Maurice “Mo” Tougas ’75, M.S. ’77

Appleman

From his email address, which starts off “appleman,” to his colorful Web site, tougasfarm.com, Mo Tougas is all about apples. And now American Fruit Grower magazine has given him another title—2011 Apple Grower of the Year.

Tougas owns a 120-acre Pick Your Own operation, Tougas Family Farm, in Northboro, Mass. His farm is close to the geographic center of New England, a fitting location for a farm that was voted one of the 10 best apple orchards in the country by Woman’s Day magazine.

Tougas’ life centers around growing apples and several other fruits and his family—wife Phyllis and their children, Andre, Nicole, and April, all of whom have roles in the farm’s operation.

Tougas, who spent three years as an agricultural extension agent after URI (B.S. in natural resources, M.A. in education) married Phyllis in 1981 and a year later bought the pick-your-own farm.

His travels and exposure to other growers convinced Tougas that his customers would like to have more than a bag of fruit when they visited.

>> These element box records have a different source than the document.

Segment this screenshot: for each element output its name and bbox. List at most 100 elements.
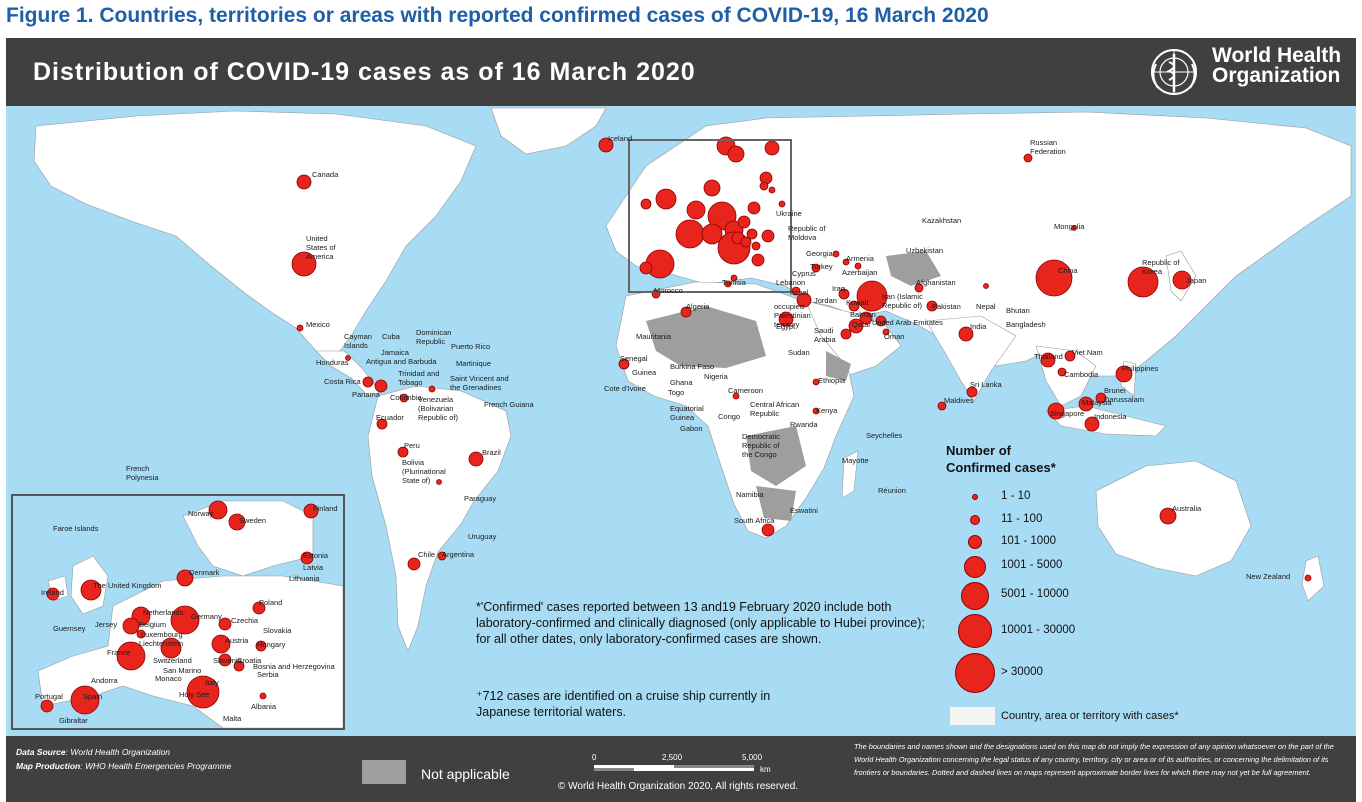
bubble-brazil bbox=[468, 451, 484, 467]
bubble-honduras bbox=[345, 355, 351, 361]
inset-label-slovakia: Slovakia bbox=[263, 626, 292, 635]
inset-label-malta: Malta bbox=[223, 714, 242, 723]
inset-label-spain: Spain bbox=[83, 692, 103, 701]
inset-label-germany: Germany bbox=[191, 612, 222, 621]
label-argentina: Argentina bbox=[442, 550, 475, 559]
label-svg: Saint Vincent and the Grenadines bbox=[450, 374, 509, 392]
label-ukraine: Ukraine bbox=[776, 209, 802, 218]
label-china: China bbox=[1058, 266, 1078, 275]
footer: Data Source: World Health Organization M… bbox=[6, 736, 1356, 802]
label-jamaica: Jamaica bbox=[381, 348, 409, 357]
bubble-ireland bbox=[640, 198, 652, 210]
bubble-cameroon bbox=[732, 392, 740, 400]
label-gabon: Gabon bbox=[680, 424, 703, 433]
data-source-label: Data Source bbox=[16, 747, 66, 757]
madagascar-shape bbox=[841, 450, 859, 499]
label-bangladesh: Bangladesh bbox=[1006, 320, 1046, 329]
label-algeria: Algeria bbox=[686, 302, 710, 311]
new-zealand-shape bbox=[1301, 555, 1325, 602]
label-japan: Japan bbox=[1186, 276, 1207, 285]
inset-bubble-france bbox=[116, 641, 146, 671]
label-rwanda: Rwanda bbox=[790, 420, 818, 429]
inset-label-guernsey: Guernsey bbox=[53, 624, 86, 633]
bubble-mexico bbox=[296, 324, 304, 332]
inset-bubble-poland bbox=[252, 601, 266, 615]
label-indonesia: Indonesia bbox=[1094, 412, 1127, 421]
inset-continent bbox=[37, 575, 343, 728]
bubble-india bbox=[958, 326, 974, 342]
label-bahrain: Bahrain bbox=[850, 310, 876, 319]
label-canada: Canada bbox=[312, 170, 339, 179]
bubble-malta bbox=[730, 274, 738, 282]
disclaimer: The boundaries and names shown and the d… bbox=[854, 742, 1334, 777]
bubble-belarus bbox=[768, 186, 776, 194]
bubble-azerbaijan bbox=[854, 262, 862, 270]
label-senegal: Senegal bbox=[620, 354, 648, 363]
bubble-poland bbox=[747, 201, 761, 215]
inset-label-norway: Norway bbox=[188, 509, 214, 518]
inset-bubble-ireland bbox=[46, 587, 60, 601]
label-philippines: Philippines bbox=[1122, 364, 1159, 373]
bubble-egypt bbox=[778, 311, 794, 327]
inset-label-slovenia: Slovenia bbox=[213, 656, 242, 665]
bubble-switzerland bbox=[701, 223, 723, 245]
bubble-bahrain bbox=[859, 311, 873, 325]
inset-label-jersey: Jersey bbox=[95, 620, 118, 629]
bubble-tunisia bbox=[724, 280, 732, 288]
label-antigua: Antigua and Barbuda bbox=[366, 357, 437, 366]
bubble-ecuador bbox=[376, 418, 388, 430]
legend-label-3: 101 - 1000 bbox=[1001, 535, 1056, 547]
label-australia: Australia bbox=[1172, 504, 1202, 513]
bubble-viet-nam bbox=[1064, 350, 1076, 362]
label-bolivia: Bolivia (Plurinational State of) bbox=[402, 458, 446, 485]
inset-label-holy-see: Holy See bbox=[179, 690, 210, 699]
legend-dot-1 bbox=[972, 494, 978, 500]
inset-bubble-germany bbox=[170, 605, 200, 635]
bubble-usa bbox=[291, 251, 317, 277]
label-namibia: Namibia bbox=[736, 490, 764, 499]
label-burkina: Burkina Faso bbox=[670, 362, 715, 371]
label-thailand: Thailand bbox=[1034, 352, 1063, 361]
label-mauritania: Mauritania bbox=[636, 332, 672, 341]
legend-label-5: 5001 - 10000 bbox=[1001, 588, 1069, 600]
label-seychelles: Seychelles bbox=[866, 431, 903, 440]
bubble-kenya bbox=[812, 407, 820, 415]
label-iran: Iran (Islamic Republic of) bbox=[882, 292, 923, 310]
inset-label-france: France bbox=[107, 648, 131, 657]
label-armenia: Armenia bbox=[846, 254, 874, 263]
scale-label-max: 5,000 bbox=[742, 753, 763, 762]
label-colombia: Colombia bbox=[390, 393, 422, 402]
label-guinea: Guinea bbox=[632, 368, 657, 377]
bubble-ukraine bbox=[778, 200, 786, 208]
bubble-russia bbox=[1023, 153, 1033, 163]
inset-label-bosnia: Bosnia and Herzegovina bbox=[253, 662, 335, 671]
data-source-line: Data Source: World Health Organization bbox=[16, 745, 231, 759]
label-pakistan: Pakistan bbox=[932, 302, 961, 311]
scale-unit: km bbox=[760, 765, 771, 774]
inset-bubble-albania bbox=[259, 692, 267, 700]
inset-label-netherlands: Netherlands bbox=[143, 608, 184, 617]
map-production-value: : WHO Health Emergencies Programme bbox=[80, 761, 232, 771]
legend-label-2: 11 - 100 bbox=[1001, 513, 1043, 525]
label-cameroon: Cameroon bbox=[728, 386, 764, 395]
inset-bubble-italy bbox=[186, 675, 220, 709]
label-israel: Israel bbox=[790, 288, 809, 297]
label-congo: Congo bbox=[718, 412, 741, 421]
bubble-canada bbox=[296, 174, 312, 190]
label-uae: United Arab Emirates bbox=[872, 318, 943, 327]
inset-label-andorra: Andorra bbox=[91, 676, 118, 685]
greenland-shape bbox=[490, 107, 607, 155]
inset-label-latvia: Latvia bbox=[303, 563, 324, 572]
bubble-afghanistan bbox=[914, 283, 924, 293]
label-eq-guinea: Equatorial Guinea bbox=[670, 404, 704, 422]
label-uzbekistan: Uzbekistan bbox=[906, 246, 944, 255]
inset-label-austria: Austria bbox=[225, 636, 249, 645]
who-name-line2: Organization bbox=[1212, 64, 1341, 87]
not-applicable-central bbox=[746, 426, 806, 486]
bubble-indonesia bbox=[1084, 416, 1100, 432]
label-nepal: Nepal bbox=[976, 302, 996, 311]
bubble-hungary bbox=[746, 228, 758, 240]
label-reunion: Réunion bbox=[878, 486, 906, 495]
with-cases-label: Country, area or territory with cases* bbox=[1001, 710, 1179, 722]
inset-label-ireland: Ireland bbox=[41, 588, 64, 597]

As a result Tougas Family Farm is a place to have fun, enjoy food, and absorb all the sights and smells of a farming operation.

Children by the thousands descend on his farm via school tours—he estimates 15,000 this fall— and while he and his family host the children, they also hope to start modifying their eating habits—slices of apples rather than candy for example. “Juvenile diabetes is a real problem in this country,” he says, adding that more consumption of fruits and vegetables is part of the solution.

The Apple Grower of the Year is not content with traditional methods of growing fruit. Rather he has embraced and is experimenting with high density growing techniques that he witnessed on trips to Europe. He is promoting the techniques through talks, on-site demonstrations and even U-Tube videos. “The whole idea,” he says, “is to grow fruit, not trees.”